The answer to do I need to reboot the servers is no, they've taken the new buffer size on new jobs started since the change.

LTO9 performance is markedly better on the first duplications started since - between 600GB/hr to 800GB/hr - but the waited for numbers are stratospheric on one of them:

waited for full buffer 42564 times, delayed 75144 times

Coincidentally they're nearly all on the same media server, which is currently under immense load - two duplications running with 512 buffers, and three with the old default (there is a backlog on the LTO5 SLPs that we decided to let run to LTO5 tape, hence more jobs than LTO9 drives) - so that might now be a very temporary limiting factor.

Nicolai · ‎10-12-2023

NUMBER_DATA_BUFFERS will be read by the BPTM process when starting up. Long running jobs before the change will continue to use the old value.

To me the "waited for" doesn't look to bad. You can't avoid them, but keeping the numbers low should be keep a eye on

What OS are the media servers ?

If Linux then try the GEN_DATA directive. And no, this feature isn't available on Windows.
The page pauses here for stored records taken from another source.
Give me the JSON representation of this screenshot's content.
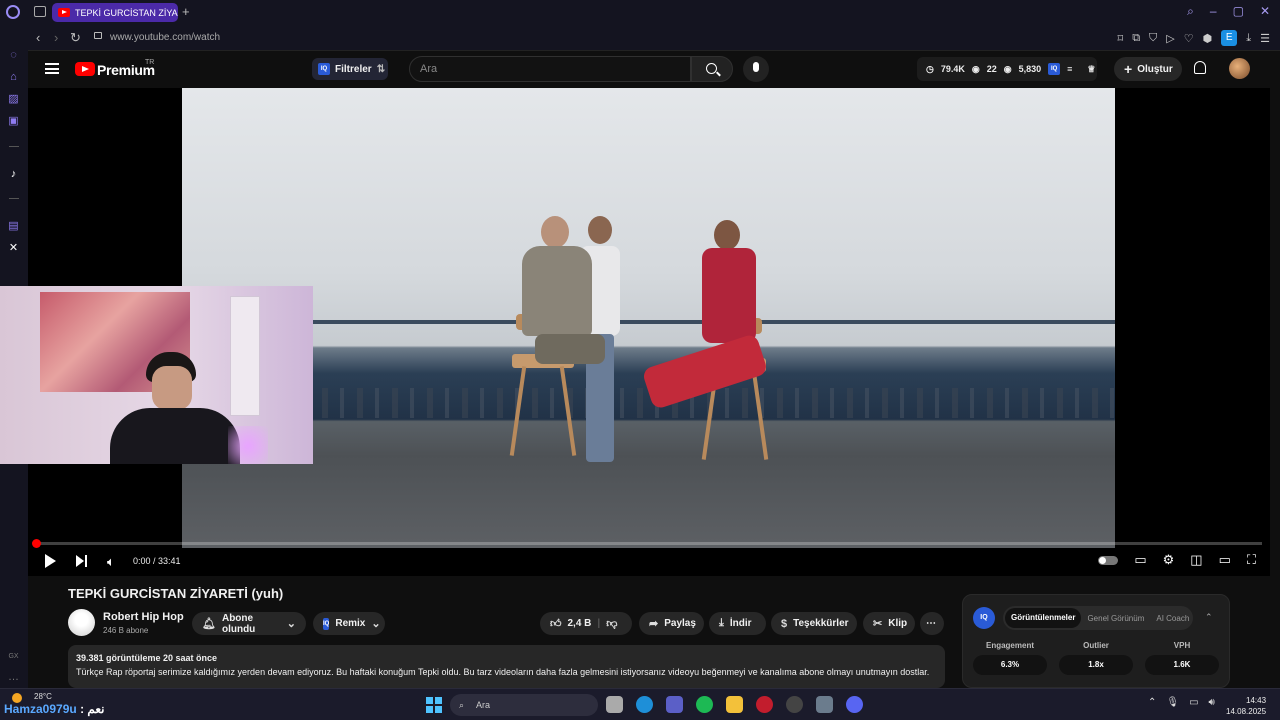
{
  "browser": {
    "tab_title": "TEPKİ GURCİSTAN ZİYARETİ (yuh) - YouTube",
    "new_tab": "+",
    "url": "www.youtube.com/watch",
    "ext_badge": "E"
  },
  "youtube": {
    "brand": "Premium",
    "brand_sup": "TR",
    "filter_label": "Filtreler",
    "search_placeholder": "Ara",
    "stats": {
      "views": "79.4K",
      "likes": "22",
      "watching": "5,830"
    },
    "create_label": "Oluştur"
  },
  "player": {
    "time": "0:00 / 33:41",
    "progress_fraction": 0.002
  },
  "video": {
    "title": "TEPKİ GURCİSTAN ZİYARETİ (yuh)",
    "channel_name": "Robert Hip Hop",
    "channel_subs": "246 B abone",
    "subscribed_label": "Abone olundu",
    "remix_label": "Remix",
    "like_count": "2,4 B",
    "share_label": "Paylaş",
    "download_label": "İndir",
    "thanks_label": "Teşekkürler",
    "clip_label": "Klip",
    "description_meta": "39.381 görüntüleme  20 saat önce",
    "description_text": "Türkçe Rap röportaj serimize kaldığımız yerden devam ediyoruz. Bu haftaki konuğum Tepki oldu. Bu tarz videoların daha fazla gelmesini istiyorsanız videoyu beğenmeyi ve kanalıma abone olmayı unutmayın dostlar."
  },
  "panel": {
    "badge": "IQ",
    "tabs": [
      "Görüntülenmeler",
      "Genel Görünüm",
      "AI Coach"
    ],
    "metrics": [
      {
        "label": "Engagement",
        "value": "6.3%"
      },
      {
        "label": "Outlier",
        "value": "1.8x"
      },
      {
        "label": "VPH",
        "value": "1.6K"
      }
    ]
  },
  "taskbar": {
    "temperature": "28°C",
    "chat_user": "Hamza0979u",
    "chat_message": ": نعم",
    "search_label": "Ara",
    "time": "14:43",
    "date": "14.08.2025"
  },
  "sidebar_icons": [
    "aria-icon",
    "bag-icon",
    "tabs-icon",
    "m-icon",
    "tiktok-icon",
    "twitch-icon",
    "x-icon",
    "gx-icon"
  ],
  "colors": {
    "youtube_red": "#ff0000",
    "opera_accent": "#9a8cf5",
    "tab_active": "#4b2aa8"
  }
}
https://www.veritas.com/support/en_US/article.100030600

GEN data will generate data in memory and write the data to eiter disk or tape. This is a brilliant way to test if the tape subsystem has the intended performance. You can also "restore" the data, but no data will really be written to any location.

Duplication: If the duplication is from disk to tape, pls ensure you don't mix write and read workloads. It is really kill performance, especially on spinning disk

cian · ‎10-12-2023

Entire environment is Windows. Duplications are disk to disk to tape; storage array is spinning disk I believe (I don't admin it thankfully). Generally there would only be write operations to the secondary disk storage in the early morning; tape windows are currently 24/7 but if I can get out of a backlog situation I have been considering controlling the windows to avoid overlap.

I won't have any particularly large jobs to write to the LTO9 environment until the weeklies run on Friday night; but the old SLPs that are writing to the LTO5 drives have accelerated significantly now too - one completed at nearly native drive speed (job was a little above 500GB/hr) so I'm hopeful that this has solved the problem.

Nicolai · ‎10-23-2023

Hi @cian

I highly recommend not to mix read and write workload on spinning disk, performance does not degrade a bit, it degrades a lot. Pls consider to implement writes to disk during night time and SLP operation during day time. The advantage of day time SLP, is that they can be canceled for maintenance and Netbackup will automatic re-run the SLP operation.